What’s a typical day like? 

My day starts with checking emails, reading ResearchGate, browsing LinkedIn, and google scholar profiles. These are scientific social media that keep me updated in my research area. I have to do numerical simulations, then post processing of those results, and interpret the conclusions using various past scientific articles. I am very happy to do this work because it gives me the satisfaction of contributing to the betterment of healthcare infrastructure and helping to save the lives of people.

How does your work benefit society? 

The 21st century is the digital era and every field has to adopt it. Medical treatments need to adopt the use of computers in designing and planning various treatment options. In developed countries, use of the computer simulations is a part of medical procedure for providing personalized treatments. Every human has a unique organ and anatomy and devices should be designed accordingly. Computer simulations give the flexibility to design various personalized biomedical equipment at a lower cost. The use of computer simulations directs the surgeons for better treatment paths and better outcomes. It has been proved that such simulations will reduce the rate of mortality and increase the effectiveness of medical treatments.

Your advice to students based on your experience?
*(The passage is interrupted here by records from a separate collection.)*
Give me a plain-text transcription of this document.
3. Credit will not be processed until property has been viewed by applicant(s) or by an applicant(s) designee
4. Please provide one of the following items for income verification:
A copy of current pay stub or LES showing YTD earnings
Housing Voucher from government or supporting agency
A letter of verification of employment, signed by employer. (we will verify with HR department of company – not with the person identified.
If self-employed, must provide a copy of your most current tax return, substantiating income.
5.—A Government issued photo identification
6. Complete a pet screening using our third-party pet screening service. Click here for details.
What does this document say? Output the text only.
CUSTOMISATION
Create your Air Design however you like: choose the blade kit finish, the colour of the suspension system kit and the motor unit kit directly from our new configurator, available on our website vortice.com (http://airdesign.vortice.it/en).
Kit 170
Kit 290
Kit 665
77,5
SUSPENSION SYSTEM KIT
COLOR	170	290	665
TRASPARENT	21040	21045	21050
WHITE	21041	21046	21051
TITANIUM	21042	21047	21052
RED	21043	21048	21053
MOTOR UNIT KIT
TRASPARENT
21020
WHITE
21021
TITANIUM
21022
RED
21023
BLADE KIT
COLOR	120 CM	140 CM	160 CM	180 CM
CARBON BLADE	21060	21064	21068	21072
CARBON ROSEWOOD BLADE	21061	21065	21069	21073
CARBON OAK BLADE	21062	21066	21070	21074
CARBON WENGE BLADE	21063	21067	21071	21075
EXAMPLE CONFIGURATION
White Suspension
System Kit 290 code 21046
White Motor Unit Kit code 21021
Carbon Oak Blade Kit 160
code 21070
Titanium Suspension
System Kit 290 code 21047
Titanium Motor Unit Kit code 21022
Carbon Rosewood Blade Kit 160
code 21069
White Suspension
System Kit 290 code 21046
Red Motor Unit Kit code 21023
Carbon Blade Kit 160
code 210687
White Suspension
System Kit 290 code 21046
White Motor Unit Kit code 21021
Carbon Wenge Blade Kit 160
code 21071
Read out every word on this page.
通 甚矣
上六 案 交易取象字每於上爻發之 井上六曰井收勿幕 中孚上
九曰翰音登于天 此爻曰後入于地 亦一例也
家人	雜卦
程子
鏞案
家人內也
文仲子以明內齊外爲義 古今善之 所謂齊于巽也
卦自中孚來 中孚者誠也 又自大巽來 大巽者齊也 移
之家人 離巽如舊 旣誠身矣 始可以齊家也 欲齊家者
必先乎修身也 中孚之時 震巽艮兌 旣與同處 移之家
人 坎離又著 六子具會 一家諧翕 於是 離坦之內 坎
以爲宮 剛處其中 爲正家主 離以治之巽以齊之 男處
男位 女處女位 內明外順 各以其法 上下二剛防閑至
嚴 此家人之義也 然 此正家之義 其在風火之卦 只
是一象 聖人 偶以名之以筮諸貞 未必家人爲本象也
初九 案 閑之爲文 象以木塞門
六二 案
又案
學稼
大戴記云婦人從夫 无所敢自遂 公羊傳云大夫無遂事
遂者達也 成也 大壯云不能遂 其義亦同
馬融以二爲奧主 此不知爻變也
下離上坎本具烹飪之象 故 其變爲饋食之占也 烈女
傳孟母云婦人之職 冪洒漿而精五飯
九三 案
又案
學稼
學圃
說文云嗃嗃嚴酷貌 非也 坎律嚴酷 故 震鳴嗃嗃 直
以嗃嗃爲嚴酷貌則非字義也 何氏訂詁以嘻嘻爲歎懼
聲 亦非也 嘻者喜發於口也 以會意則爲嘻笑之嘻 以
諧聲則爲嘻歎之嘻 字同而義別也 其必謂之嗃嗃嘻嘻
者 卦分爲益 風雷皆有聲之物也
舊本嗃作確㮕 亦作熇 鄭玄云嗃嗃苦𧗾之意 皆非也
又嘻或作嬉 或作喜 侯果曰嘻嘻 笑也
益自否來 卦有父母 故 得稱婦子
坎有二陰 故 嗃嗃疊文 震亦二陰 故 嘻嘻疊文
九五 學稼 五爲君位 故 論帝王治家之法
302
My kind advice to all students is, please follow your heart. The career you choose should be very healthy, you should enjoy it while doing that. If you are not passionate about it or not enjoying it then you can’t achieve mastery. While choosing your career you should explore various options and you can discuss it with various experienced persons. This helps you to minimize confusion. Please don’t do anything for the sake of your parents or the people around you. If you follow such things, later in your life you will be unsatisfied with your work and career. Lastly, I would say follow your IKIGAI, it is a Japanese concept that helps you to choose the right career. You should choose a career that is a combination of what you are good at, your passion, what you love, what the world needs, and what you can be paid for. I would suggest everyone please do outdoor sports and read books. Outdoor sports keep you physically fit and reading books helps enrich yourself mentally. 

Future Plans?

I want to be a professor at a prestigious institute or a scientist in the biomedical device manufacturing industry. I would love to have my research group which works on improvements in healthcare infrastructure using computer simulations. In the future, I will be working on digital twins in healthcare, designing various heart valves, stents, and personalized healthcare products.